Original Horovod code:

 1
 2
 3
 4
 5
 6
 7
 8
 9
10
11
12
13
14
15
16
17
18
19
20
21
22
23
24
25
26
27
28
29
30
31
32
33
34
35
36
import tensorflow as tf
import horovod.tensorflow as hvd

# Initialize Horovod
hvd.init()

# Pin GPU to be used to process local rank (one GPU per process)
config = tf.ConfigProto()
config.gpu_options.visible_device_list = str(hvd.local_rank())

# Build model...
loss = ...
opt = tf.train.AdagradOptimizer(0.01 * hvd.size())

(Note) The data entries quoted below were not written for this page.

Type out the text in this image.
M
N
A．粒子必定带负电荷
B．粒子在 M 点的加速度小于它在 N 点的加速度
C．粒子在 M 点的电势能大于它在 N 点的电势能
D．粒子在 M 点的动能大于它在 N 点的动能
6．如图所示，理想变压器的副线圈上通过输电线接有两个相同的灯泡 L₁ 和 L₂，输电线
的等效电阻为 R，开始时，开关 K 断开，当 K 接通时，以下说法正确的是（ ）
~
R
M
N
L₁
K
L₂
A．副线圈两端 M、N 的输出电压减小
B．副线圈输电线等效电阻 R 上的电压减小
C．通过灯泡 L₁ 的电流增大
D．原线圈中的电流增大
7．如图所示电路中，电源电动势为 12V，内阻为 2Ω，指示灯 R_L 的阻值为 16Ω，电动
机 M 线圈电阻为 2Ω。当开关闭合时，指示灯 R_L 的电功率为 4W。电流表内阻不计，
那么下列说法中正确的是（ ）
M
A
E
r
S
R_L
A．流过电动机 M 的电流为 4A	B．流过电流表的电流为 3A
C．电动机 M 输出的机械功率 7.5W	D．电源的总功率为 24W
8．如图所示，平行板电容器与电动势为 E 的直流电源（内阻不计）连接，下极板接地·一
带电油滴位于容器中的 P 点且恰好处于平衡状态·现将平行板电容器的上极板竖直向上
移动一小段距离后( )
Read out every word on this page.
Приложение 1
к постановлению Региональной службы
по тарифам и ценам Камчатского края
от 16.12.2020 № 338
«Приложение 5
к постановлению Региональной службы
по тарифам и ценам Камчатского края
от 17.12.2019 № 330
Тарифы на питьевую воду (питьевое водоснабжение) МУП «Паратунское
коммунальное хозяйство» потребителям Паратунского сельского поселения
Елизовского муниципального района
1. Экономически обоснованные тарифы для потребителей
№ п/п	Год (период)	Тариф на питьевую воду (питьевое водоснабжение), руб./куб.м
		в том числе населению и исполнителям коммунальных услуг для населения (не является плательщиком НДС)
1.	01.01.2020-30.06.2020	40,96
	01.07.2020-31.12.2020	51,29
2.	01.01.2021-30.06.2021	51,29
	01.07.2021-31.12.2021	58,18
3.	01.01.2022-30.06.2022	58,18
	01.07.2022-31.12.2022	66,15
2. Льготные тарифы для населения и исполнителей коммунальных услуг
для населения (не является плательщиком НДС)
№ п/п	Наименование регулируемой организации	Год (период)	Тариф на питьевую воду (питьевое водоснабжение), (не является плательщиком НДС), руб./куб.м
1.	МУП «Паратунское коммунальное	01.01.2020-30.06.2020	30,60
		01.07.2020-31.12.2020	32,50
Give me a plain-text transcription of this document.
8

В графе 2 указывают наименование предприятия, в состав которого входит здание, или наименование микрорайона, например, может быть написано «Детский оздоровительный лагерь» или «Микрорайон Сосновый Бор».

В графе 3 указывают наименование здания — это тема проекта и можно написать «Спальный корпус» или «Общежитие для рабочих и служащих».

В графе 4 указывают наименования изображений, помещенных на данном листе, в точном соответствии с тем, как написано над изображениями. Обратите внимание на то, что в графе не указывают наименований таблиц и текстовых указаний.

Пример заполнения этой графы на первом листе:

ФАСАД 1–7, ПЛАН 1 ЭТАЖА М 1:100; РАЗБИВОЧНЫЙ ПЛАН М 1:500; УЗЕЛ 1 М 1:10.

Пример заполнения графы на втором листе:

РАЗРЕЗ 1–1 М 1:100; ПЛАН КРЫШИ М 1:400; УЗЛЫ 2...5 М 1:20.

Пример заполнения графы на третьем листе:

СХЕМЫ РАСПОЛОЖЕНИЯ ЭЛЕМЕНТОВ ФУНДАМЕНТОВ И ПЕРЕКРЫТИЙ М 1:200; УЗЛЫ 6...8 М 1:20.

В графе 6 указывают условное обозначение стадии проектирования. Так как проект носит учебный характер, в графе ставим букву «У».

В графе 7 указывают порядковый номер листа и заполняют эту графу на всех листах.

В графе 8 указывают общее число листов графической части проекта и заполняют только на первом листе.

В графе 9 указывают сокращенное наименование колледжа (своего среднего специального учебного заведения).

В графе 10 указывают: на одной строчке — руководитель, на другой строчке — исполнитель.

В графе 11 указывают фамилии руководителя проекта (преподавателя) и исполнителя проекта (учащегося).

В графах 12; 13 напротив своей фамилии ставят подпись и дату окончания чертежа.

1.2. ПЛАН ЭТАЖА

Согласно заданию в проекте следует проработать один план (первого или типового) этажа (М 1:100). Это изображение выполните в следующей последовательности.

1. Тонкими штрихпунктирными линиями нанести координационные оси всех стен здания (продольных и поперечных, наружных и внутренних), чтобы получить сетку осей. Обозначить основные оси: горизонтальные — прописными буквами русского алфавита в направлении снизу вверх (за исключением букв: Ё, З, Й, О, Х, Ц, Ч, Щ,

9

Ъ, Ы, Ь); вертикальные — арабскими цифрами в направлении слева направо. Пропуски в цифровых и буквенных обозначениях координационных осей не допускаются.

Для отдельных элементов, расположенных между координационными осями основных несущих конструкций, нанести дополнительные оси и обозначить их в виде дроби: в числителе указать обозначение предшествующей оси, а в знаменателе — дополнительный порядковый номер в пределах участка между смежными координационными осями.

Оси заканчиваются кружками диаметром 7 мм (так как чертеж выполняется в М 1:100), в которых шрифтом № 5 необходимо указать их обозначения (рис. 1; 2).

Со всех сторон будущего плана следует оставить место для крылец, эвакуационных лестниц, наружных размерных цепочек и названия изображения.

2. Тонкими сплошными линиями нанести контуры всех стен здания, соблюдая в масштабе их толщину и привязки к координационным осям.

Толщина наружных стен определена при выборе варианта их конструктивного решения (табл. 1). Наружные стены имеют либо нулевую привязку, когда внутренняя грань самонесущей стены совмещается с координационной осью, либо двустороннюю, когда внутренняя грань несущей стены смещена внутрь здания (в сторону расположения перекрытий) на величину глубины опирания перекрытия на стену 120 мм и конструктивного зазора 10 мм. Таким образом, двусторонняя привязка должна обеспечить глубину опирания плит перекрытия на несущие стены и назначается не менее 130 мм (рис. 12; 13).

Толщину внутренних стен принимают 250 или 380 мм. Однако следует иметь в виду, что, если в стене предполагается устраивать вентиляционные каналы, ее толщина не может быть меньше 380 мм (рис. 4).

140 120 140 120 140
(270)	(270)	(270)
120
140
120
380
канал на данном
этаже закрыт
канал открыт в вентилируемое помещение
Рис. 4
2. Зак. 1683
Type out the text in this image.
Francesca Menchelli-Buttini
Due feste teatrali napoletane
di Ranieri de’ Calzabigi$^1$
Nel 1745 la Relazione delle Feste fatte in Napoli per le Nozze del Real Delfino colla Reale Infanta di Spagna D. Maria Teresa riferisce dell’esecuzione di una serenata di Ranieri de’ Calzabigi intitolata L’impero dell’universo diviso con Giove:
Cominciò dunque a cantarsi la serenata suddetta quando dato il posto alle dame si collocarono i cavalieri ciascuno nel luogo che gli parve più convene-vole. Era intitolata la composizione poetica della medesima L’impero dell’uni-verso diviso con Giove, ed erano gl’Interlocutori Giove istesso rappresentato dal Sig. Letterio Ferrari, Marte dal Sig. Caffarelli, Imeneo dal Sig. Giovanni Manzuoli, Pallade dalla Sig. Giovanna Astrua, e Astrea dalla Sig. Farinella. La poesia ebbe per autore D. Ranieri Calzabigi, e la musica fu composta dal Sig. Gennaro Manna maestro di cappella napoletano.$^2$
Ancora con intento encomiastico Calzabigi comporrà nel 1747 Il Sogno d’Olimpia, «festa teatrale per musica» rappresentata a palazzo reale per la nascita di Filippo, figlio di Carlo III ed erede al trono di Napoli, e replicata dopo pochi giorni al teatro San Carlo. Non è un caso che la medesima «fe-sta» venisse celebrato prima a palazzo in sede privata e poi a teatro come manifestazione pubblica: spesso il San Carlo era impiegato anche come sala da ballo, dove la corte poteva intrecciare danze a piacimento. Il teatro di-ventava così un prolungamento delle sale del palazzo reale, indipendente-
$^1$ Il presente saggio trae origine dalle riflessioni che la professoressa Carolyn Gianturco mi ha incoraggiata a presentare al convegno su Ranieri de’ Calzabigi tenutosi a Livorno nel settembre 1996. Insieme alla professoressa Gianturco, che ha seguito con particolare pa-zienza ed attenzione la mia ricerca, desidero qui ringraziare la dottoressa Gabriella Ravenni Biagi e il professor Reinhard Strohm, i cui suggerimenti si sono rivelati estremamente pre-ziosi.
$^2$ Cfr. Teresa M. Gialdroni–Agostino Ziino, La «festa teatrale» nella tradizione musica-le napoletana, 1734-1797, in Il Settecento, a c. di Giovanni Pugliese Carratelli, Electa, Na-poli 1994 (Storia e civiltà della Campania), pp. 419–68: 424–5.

# Add Horovod Distributed Optimizer
opt = hvd.DistributedOptimizer(opt)

# Add hook to broadcast variables from rank 0 to all other processes during
# initialization.
hooks = [hvd.BroadcastGlobalVariablesHook(0)]

# Make training operation
train_op = opt.minimize(loss)

# Save checkpoints only on worker 0 to prevent other workers from corrupting them.
checkpoint_dir = '/tmp/train_logs' if hvd.rank() == 0 else None

# The MonitoredTrainingSession takes care of session initialization,
# restoring from a checkpoint, saving to a checkpoint, and closing when done
# or an error occurs.
with tf.train.MonitoredTrainingSession(checkpoint_dir=checkpoint_dir,
                                       config=config,
                                       hooks=hooks) as mon_sess:
  while not mon_sess.should_stop():
    # Perform synchronous training.
    mon_sess.run(train_op)

Code after porting:

 1
 2
 3
 4
 5
 6
 7
 8
 9
10
11
12
13
14
15
16
17
18
19
20
21
22
23
24
25
26
27
28
29
30
31
32
33
34
35
36
37
38
39
40
41
42
43
44
45
46
47
48
49
50
51
52
53
54
55
# Import the NPU libraries.
import tensorflow as tf
from npu_bridge.npu_init import *

# In this example, another session is created to initialize HCCL when the HCCL group management API is called. For details, see .
npu_int = npu_ops.initialize_system()
npu_shutdown = npu_ops.shutdown_system()
config = tf.ConfigProto(allow_soft_placement=True)
# Add an NPU optimizer named NpuOptimizer. During network compilation, the NPU traverses only the session configurations under NpuOptimizer.
custom_op =  config.graph_options.rewrite_options.custom_optimizers.add()
custom_op.name =  "NpuOptimizer"
# Explicitly disable the remapping and memory_optimization functions of TensorFlow to avoid conflicts with the functions of the NPU.
config.graph_options.rewrite_options.remapping = RewriterConfig.OFF
config.graph_options.rewrite_options.memory_optimization = RewriterConfig.OFF  
init_sess = tf.Session(config=config)
init_sess.run(npu_int)

# Pin GPU to be used to process local rank (one GPU per process)
config.gpu_options.visible_device_list = str(get_local_rank_id())  # Change "hvd.local_rank" to "get_local_rank_id".

# Build model...
loss = ...
opt = tf.train.AdagradOptimizer(0.01 * get_rank_size())   # Change "hvd.size" to "get_rank_size".

# NPU allreduce
# Change hvd.DistributedOptimizer to npu_distributed_optimizer_wrapper.
opt = npu_distributed_optimizer_wrapper(opt)   
# Add hook to broadcast variables from rank 0 to all other processes during initialization.
hooks = [NPUBroadcastGlobalVariablesHook(0)]

# In sess.run mode, call the broadcast collective communication API to broadcast variables.
input = tf.trainable_variables()
bcast_global_variables_op = hccl_ops.broadcast(input, 0)

# Make training operation
train_op = opt.minimize(loss)

# Save checkpoints only on worker 0 to prevent other workers from corrupting them.
checkpoint_dir = '/tmp/train_logs' if get_rank_id() == 0 else None  # Change "hvd.rank" to "get_rank_id".

# The MonitoredTrainingSession takes care of session initialization,
# restoring from a checkpoint, saving to a checkpoint, and closing when done
# or an error occurs.
with tf.train.MonitoredTrainingSession(checkpoint_dir=checkpoint_dir,
                                       config=config,
                                       hooks=hooks) as mon_sess:
  # Broadcast the variables.
  mon_sess.run(bcast_global_variables_op)  
  while not mon_sess.should_stop():
    # Perform synchronous training.
    mon_sess.run(train_op) 
  
# After training, call the shutdown_system function to close the session.
init_sess.run(npu_shutdown)
init_sess.close()

NPUDistributedOptimizer is still compatible in the current version.